Shockingly, the Ricketts chose not to take the advice of a random blogger to nominate a member of their family to sound like a typical sports-radio caller. I get it. I'm not offended. I know it's a radical idea, but I'm convinced it would work.
Instead, the Ricketts kind of went the other way. Their plan involved welcoming home a team that has gone 5-15 in their last twenty games, committed 94 errors on the season, allowed 77 unearned runs, and lost 29 one run games by serving them caviar in the clubhouse.
Needless to say, this has not played real well with Cubs fans.
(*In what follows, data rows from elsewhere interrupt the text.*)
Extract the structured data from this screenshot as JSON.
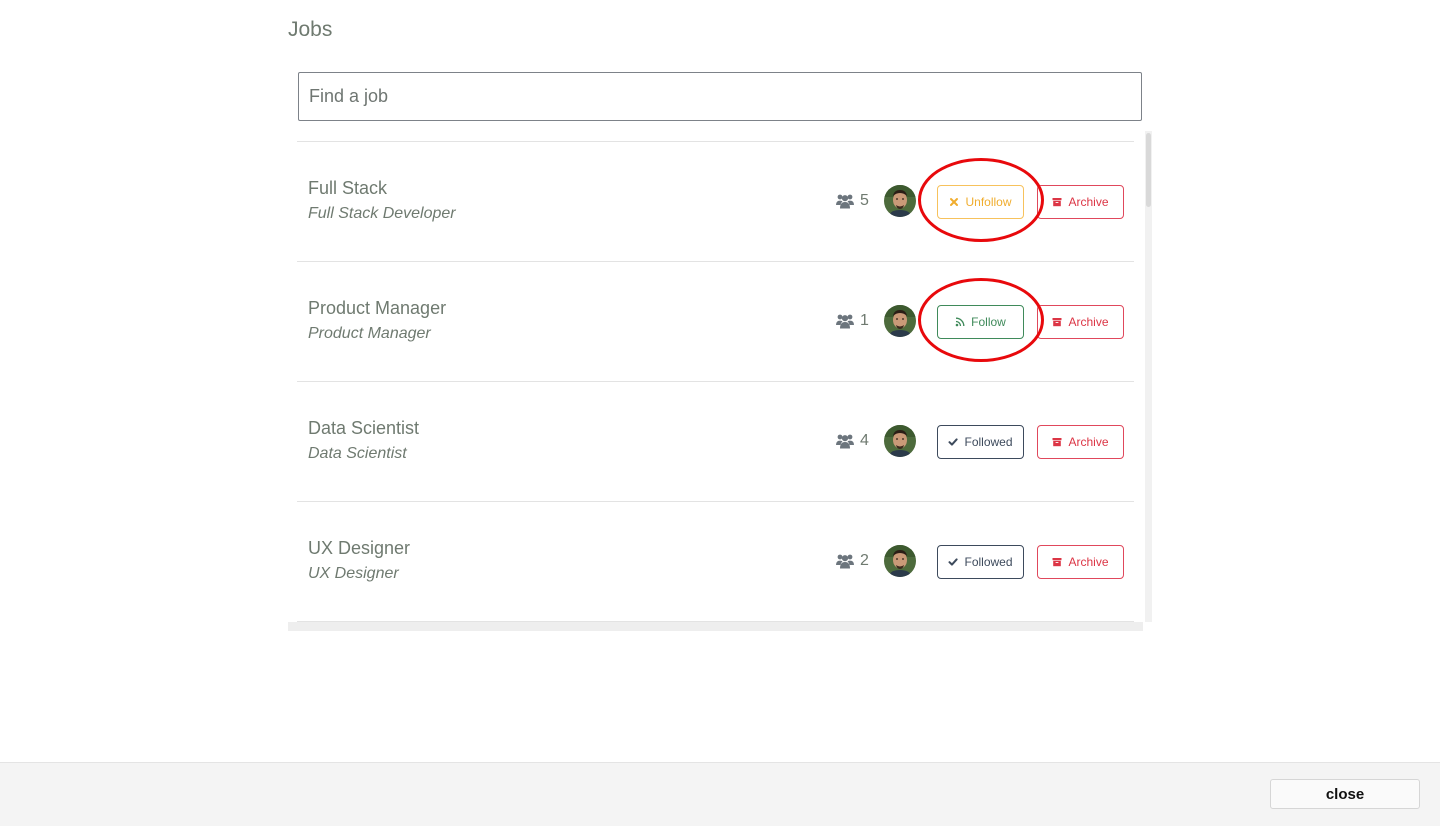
{
  "page": {
    "title": "Jobs"
  },
  "search": {
    "placeholder": "Find a job",
    "value": ""
  },
  "jobs": [
    {
      "title": "Full Stack",
      "subtitle": "Full Stack Developer",
      "member_count": "5",
      "follow_label": "Unfollow",
      "follow_state": "unfollow",
      "follow_icon": "close-icon",
      "archive_label": "Archive",
      "highlighted": true
    },
    {
      "title": "Product Manager",
      "subtitle": "Product Manager",
      "member_count": "1",
      "follow_label": "Follow",
      "follow_state": "follow",
      "follow_icon": "rss-icon",
      "archive_label": "Archive",
      "highlighted": true
    },
    {
      "title": "Data Scientist",
      "subtitle": "Data Scientist",
      "member_count": "4",
      "follow_label": "Followed",
      "follow_state": "followed",
      "follow_icon": "check-icon",
      "archive_label": "Archive",
      "highlighted": false
    },
    {
      "title": "UX Designer",
      "subtitle": "UX Designer",
      "member_count": "2",
      "follow_label": "Followed",
      "follow_state": "followed",
      "follow_icon": "check-icon",
      "archive_label": "Archive",
      "highlighted": false
    }
  ],
  "footer": {
    "close_label": "close"
  },
  "colors": {
    "unfollow": "#f0ad2e",
    "follow": "#3f8a5a",
    "followed": "#3d4a5c",
    "archive": "#dc3545",
    "annotation": "#e8090c"
  }
}
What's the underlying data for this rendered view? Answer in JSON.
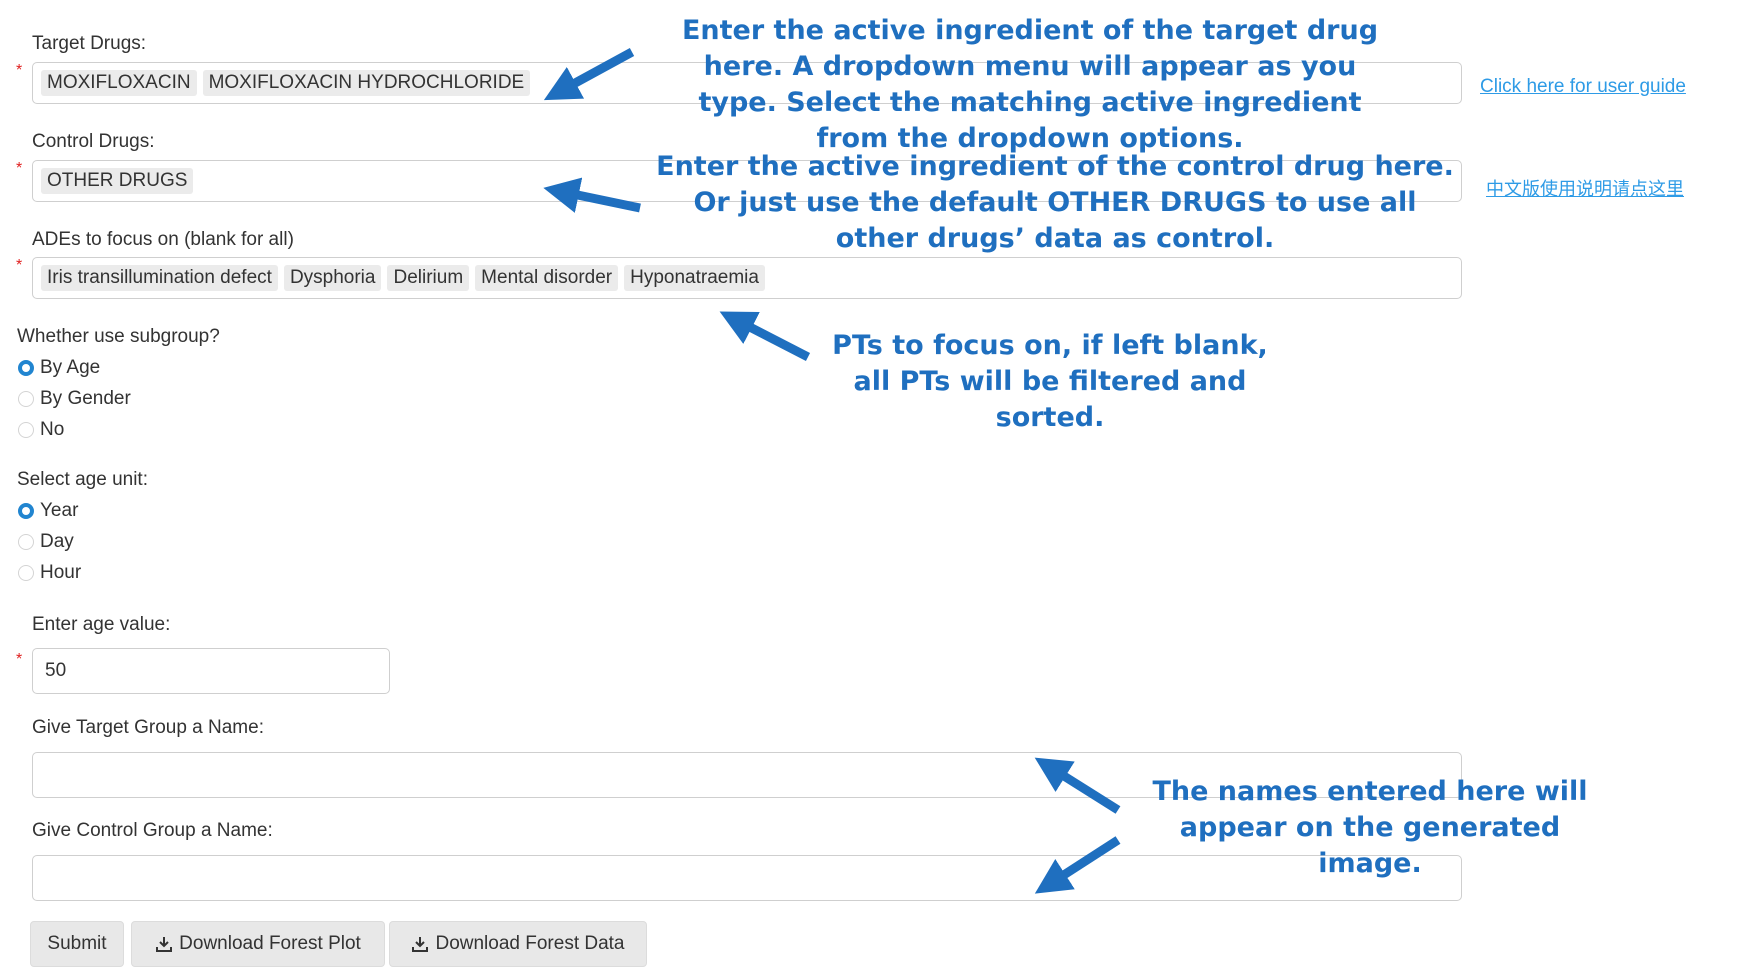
{
  "form": {
    "target_drugs": {
      "label": "Target Drugs:",
      "tags": [
        "MOXIFLOXACIN",
        "MOXIFLOXACIN HYDROCHLORIDE"
      ]
    },
    "control_drugs": {
      "label": "Control Drugs:",
      "tags": [
        "OTHER DRUGS"
      ]
    },
    "ades": {
      "label": "ADEs to focus on (blank for all)",
      "tags": [
        "Iris transillumination defect",
        "Dysphoria",
        "Delirium",
        "Mental disorder",
        "Hyponatraemia"
      ]
    },
    "subgroup": {
      "label": "Whether use subgroup?",
      "options": [
        "By Age",
        "By Gender",
        "No"
      ],
      "selected": "By Age"
    },
    "age_unit": {
      "label": "Select age unit:",
      "options": [
        "Year",
        "Day",
        "Hour"
      ],
      "selected": "Year"
    },
    "age_value": {
      "label": "Enter age value:",
      "value": "50"
    },
    "target_group_name": {
      "label": "Give Target Group a Name:",
      "value": ""
    },
    "control_group_name": {
      "label": "Give Control Group a Name:",
      "value": ""
    },
    "required_mark": "*"
  },
  "buttons": {
    "submit": "Submit",
    "download_plot": "Download Forest Plot",
    "download_data": "Download Forest Data"
  },
  "links": {
    "user_guide": "Click here for user guide",
    "chinese_guide": "中文版使用说明请点这里"
  },
  "annotations": {
    "target": "Enter the active ingredient of the target drug here. A dropdown menu will appear as you type. Select the matching active ingredient from the dropdown options.",
    "control": "Enter the active ingredient of the control drug here. Or just use the default OTHER DRUGS to use all other drugs’ data as control.",
    "pts": "PTs to focus on, if left blank, all PTs will be filtered and sorted.",
    "names": "The names entered here will appear on the generated image."
  },
  "colors": {
    "annotation": "#1f6fbf",
    "required": "#e02020",
    "radio_selected": "#2185d0",
    "link": "#2e9be6"
  }
}
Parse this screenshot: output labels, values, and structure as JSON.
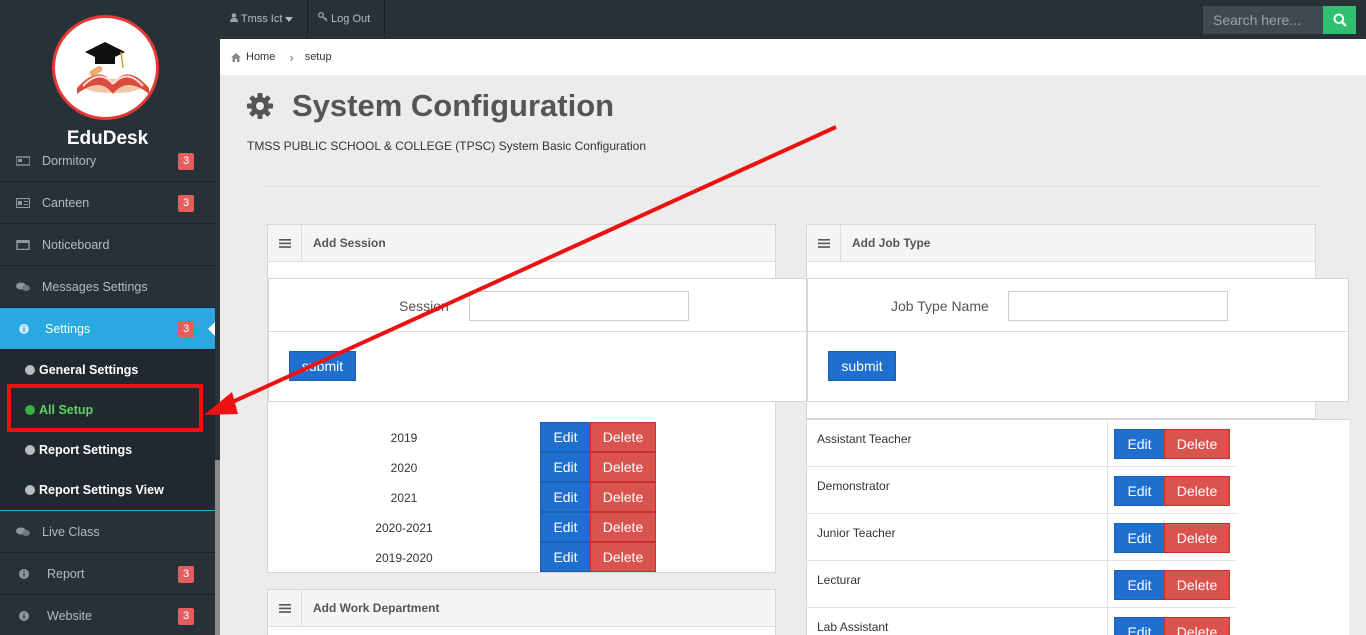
{
  "brand": {
    "name": "EduDesk"
  },
  "topbar": {
    "user_label": "Tmss Ict",
    "logout_label": "Log Out",
    "search_placeholder": "Search here..."
  },
  "breadcrumb": {
    "home": "Home",
    "current": "setup"
  },
  "page": {
    "title": "System Configuration",
    "subtitle": "TMSS PUBLIC SCHOOL & COLLEGE (TPSC) System Basic Configuration"
  },
  "sidebar": {
    "items": [
      {
        "label": "Dormitory",
        "badge": "3",
        "icon": "bed-icon"
      },
      {
        "label": "Canteen",
        "badge": "3",
        "icon": "id-card-icon"
      },
      {
        "label": "Noticeboard",
        "badge": "",
        "icon": "window-icon"
      },
      {
        "label": "Messages Settings",
        "badge": "",
        "icon": "comments-icon"
      },
      {
        "label": "Settings",
        "badge": "3",
        "icon": "info-icon"
      }
    ],
    "submenu": [
      {
        "label": "General Settings"
      },
      {
        "label": "All Setup"
      },
      {
        "label": "Report Settings"
      },
      {
        "label": "Report Settings View"
      }
    ],
    "items_after": [
      {
        "label": "Live Class",
        "badge": "",
        "icon": "comments-icon"
      },
      {
        "label": "Report",
        "badge": "3",
        "icon": "info-icon"
      },
      {
        "label": "Website",
        "badge": "3",
        "icon": "info-icon"
      }
    ]
  },
  "session_panel": {
    "title": "Add Session",
    "field_label": "Session",
    "submit_label": "submit",
    "rows": [
      "2019",
      "2020",
      "2021",
      "2020-2021",
      "2019-2020"
    ],
    "edit_label": "Edit",
    "delete_label": "Delete"
  },
  "jobtype_panel": {
    "title": "Add Job Type",
    "field_label": "Job Type Name",
    "submit_label": "submit",
    "rows": [
      "Assistant Teacher",
      "Demonstrator",
      "Junior Teacher",
      "Lecturar",
      "Lab Assistant"
    ],
    "edit_label": "Edit",
    "delete_label": "Delete"
  },
  "work_dept_panel": {
    "title": "Add Work Department"
  },
  "colors": {
    "sidebar_bg": "#263238",
    "active_blue": "#29a9e0",
    "badge_red": "#e55e5e",
    "edit_blue": "#1f6fcf",
    "delete_red": "#d9534f",
    "search_green": "#2fbf71",
    "annotation_red": "#ee1111"
  }
}
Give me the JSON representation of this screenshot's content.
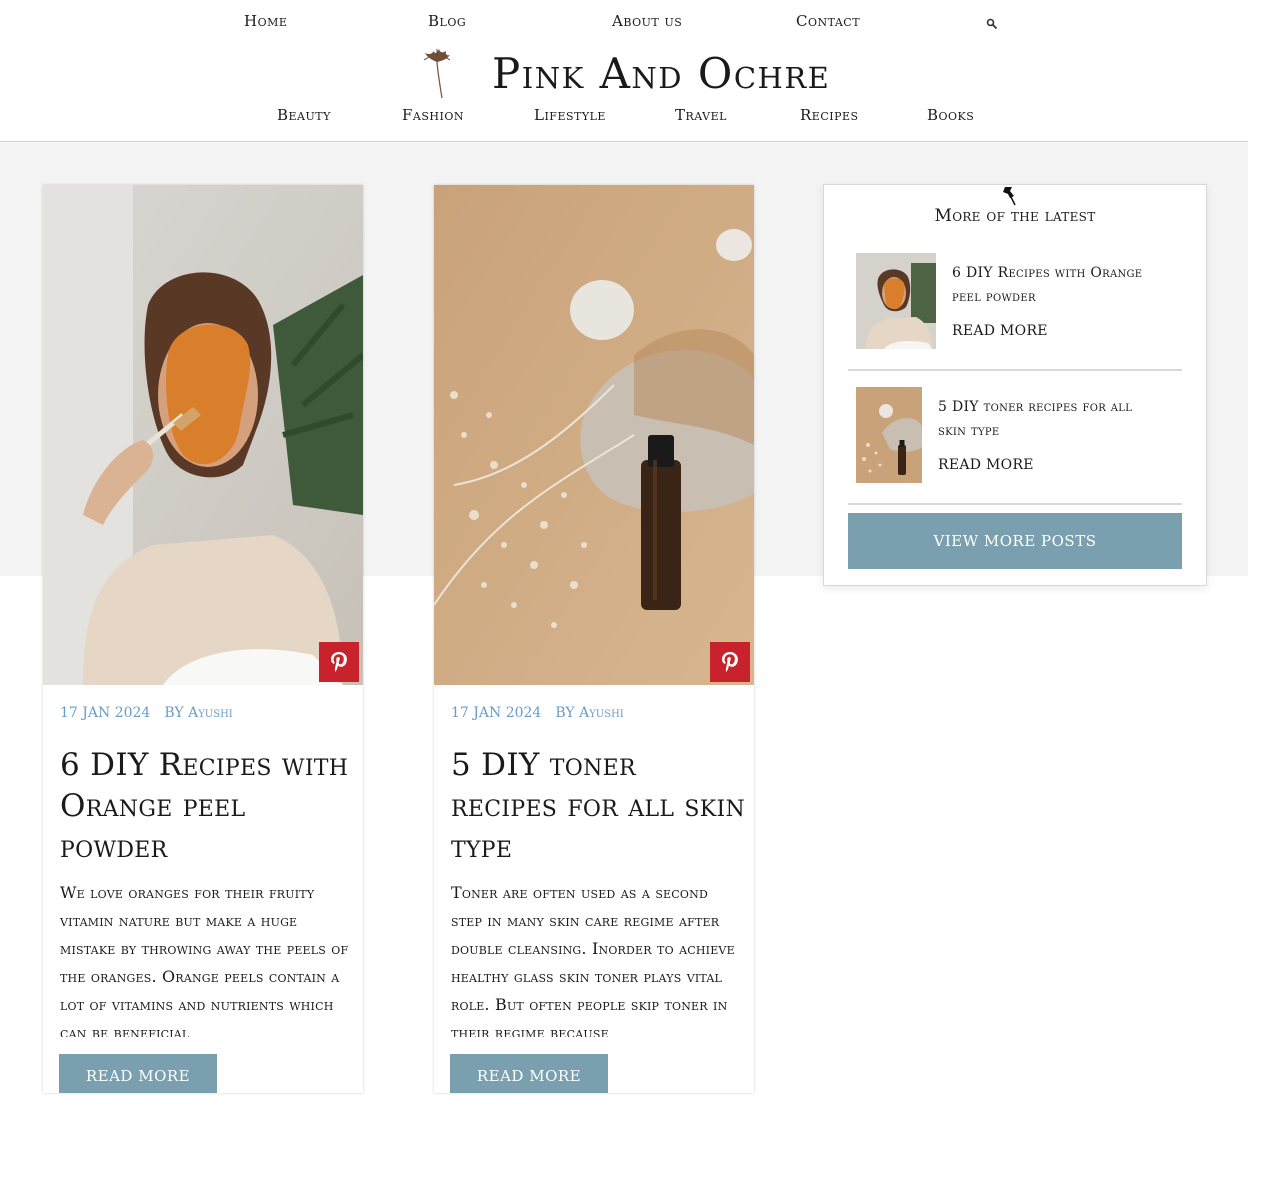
{
  "topnav": {
    "items": [
      "Home",
      "Blog",
      "About us",
      "Contact"
    ],
    "search_icon": "search-icon"
  },
  "brand": {
    "title": "Pink And Ochre",
    "logo_icon": "dried-flower-icon"
  },
  "categories": [
    "Beauty",
    "Fashion",
    "Lifestyle",
    "Travel",
    "Recipes",
    "Books"
  ],
  "posts": [
    {
      "date": "17 JAN 2024",
      "by": "BY",
      "author": "Ayushi",
      "title": "6 DIY Recipes with Orange peel powder",
      "excerpt": "We love oranges for their fruity vitamin nature but make a huge mistake by throwing away the peels of the oranges. Orange peels contain a lot of vitamins and nutrients which can be beneficial",
      "read_more": "READ MORE",
      "pin_icon": "pinterest-icon"
    },
    {
      "date": "17 JAN 2024",
      "by": "BY",
      "author": "Ayushi",
      "title": "5 DIY toner recipes for all skin type",
      "excerpt": "Toner are often used as a second step in many skin care regime after double cleansing. Inorder to achieve healthy glass skin toner plays vital role. But often people skip toner in their regime because",
      "read_more": "READ MORE",
      "pin_icon": "pinterest-icon"
    }
  ],
  "sidebar": {
    "title": "More of the latest",
    "pin_icon": "pushpin-icon",
    "items": [
      {
        "title": "6 DIY Recipes with Orange peel powder",
        "read_more": "READ MORE"
      },
      {
        "title": "5 DIY toner recipes for all skin type",
        "read_more": "READ MORE"
      }
    ],
    "view_more": "VIEW MORE POSTS"
  },
  "colors": {
    "accent_button": "#7aa0b0",
    "meta_text": "#6a9cc8",
    "pinterest": "#c8232c",
    "band": "#f3f3f3"
  }
}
One of my podcast partners, Julie DiCaro wrote a letter to the Ricketts on her site:
"Dear Tom Ricketts,
I understand your desire to make things "first class" up here on the North Side. However, what Cubs fans want is a FIRST-CLASS BALL CLUB. Not a first-class clubhouse, or first-class, bathrooms with first-class troughs, or even first-class food. We want a winning ballclub. Period. And frankly, rewarding a pathetic performance over the course of the season with a delicacy that most Chicagoans would never buy for themselves, especially in a recession, is not going to endear you or this team to anyone.
Stop with the gimmicks and focus on baseball, for crying out loud."
That sentiment pretty much summed up most of what I heard from the guys sitting behind me last night in Aisle 424 as news of the caviar spread in the stadium. It also mirrored a lot of what I saw on Twitter.
But it isn't just us crazy bloggers and social media geeks that didn't like the caviar shtick. It also gave easy fodder to Paul Sullivan to poke fun at the organization in the Tribune:
"No one was blaming the caviar for the Cubs' 9-5 loss to the first-place Padres on Monday, but the mere idea of serving caviar to a fifth-place team that began the day 17 games out of first place was akin to the chairman of BP going yachting during the height of the Gulf Coast oil spill disaster."
And Gordon Wittenmyer also got in a couple of shots in the Sun-Times:
"With no champagne in sight this year, the Cubs were treated to a taste of caviar in the clubhouse kitchen Monday after their first series win of the month over the weekend...
... Then again, they might be looking at Spam and Cheese Whiz today after another collectively poor effort from the young pitchers the Cubs are hanging some of next year's hopes on."
But aside from the small minority of fans who get their information about the Cubs from major newspapers, sports talk radio, and blogs, I think it played really well.